Sitting in underneath the Shard, this cramped and creepy museum tells the grizzly tale of London’s oldest and forgotten operating theatre.
The Herb Garret of St. Thomas' Church (12th Century), formally an apothecary store, was transformed into an operating theatre in 1822 in order to cope with the increasing number of surgical procedures being performed at Guy’s Hospital. In 1862, the operating theatre was closed; only to be rediscovered in 1956. Much of the original theatre remained and it was opened to the public in 1962.
The narrow staircase off St. Thomas’ Street leads to a room that looks as if it could be part of Hogwarts. Cases display gruesome surgical instruments and herbs which were used as part of Victorian medicine. Keep in mind that anaesthetic was not discovered until after the operating theatre had closed!

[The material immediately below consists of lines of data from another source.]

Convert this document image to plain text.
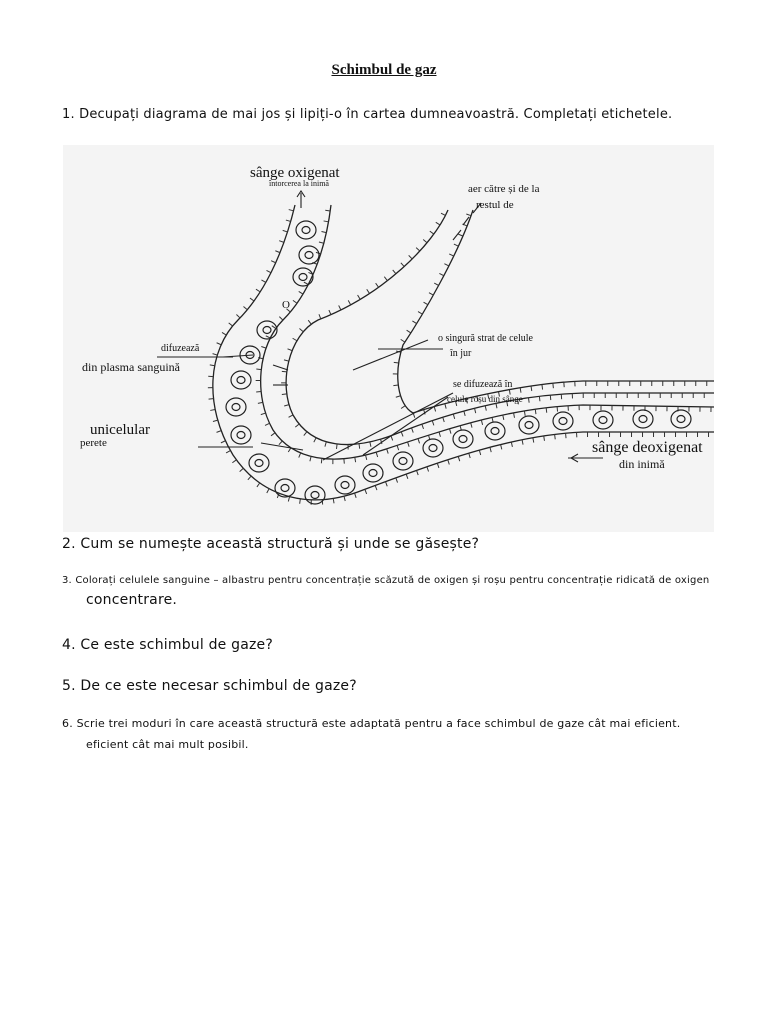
Schimbul de gaz
1. Decupați diagrama de mai jos și lipiți-o în cartea dumneavoastră. Completați etichetele.
sânge oxigenat
întorcerea la inimă	aer către și de la
restul de
O
o singură strat de celule
în jur
difuzează
din plasma sanguină
se difuzează în
celule roșu din sânge
unicelular
perete	sânge deoxigenat
din inimă
2. Cum se numește această structură și unde se găsește?
3. Colorați celulele sanguine – albastru pentru concentrație scăzută de oxigen și roșu pentru concentrație ridicată de oxigen
concentrare.
4. Ce este schimbul de gaze?
5. De ce este necesar schimbul de gaze?
6. Scrie trei moduri în care această structură este adaptată pentru a face schimbul de gaze cât mai eficient.
eficient cât mai mult posibil.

Behind the display cases of herbs and surgical instruments is the operating theatre itself. Purpose built to maximise the light from above with a large skylight, apprentice apothecaries and medical students were allowed access to learn from the highest skilled surgeons of the day. Note the sawdust beneath the wooden floorboards in the operating theatre which were used to stop the blood from leaking through to the Church below.
The oldest of its kind in Europe, the Old Operating Theatre and Herb Garrett is an unusual and hidden gem underneath the shadow of the Shard.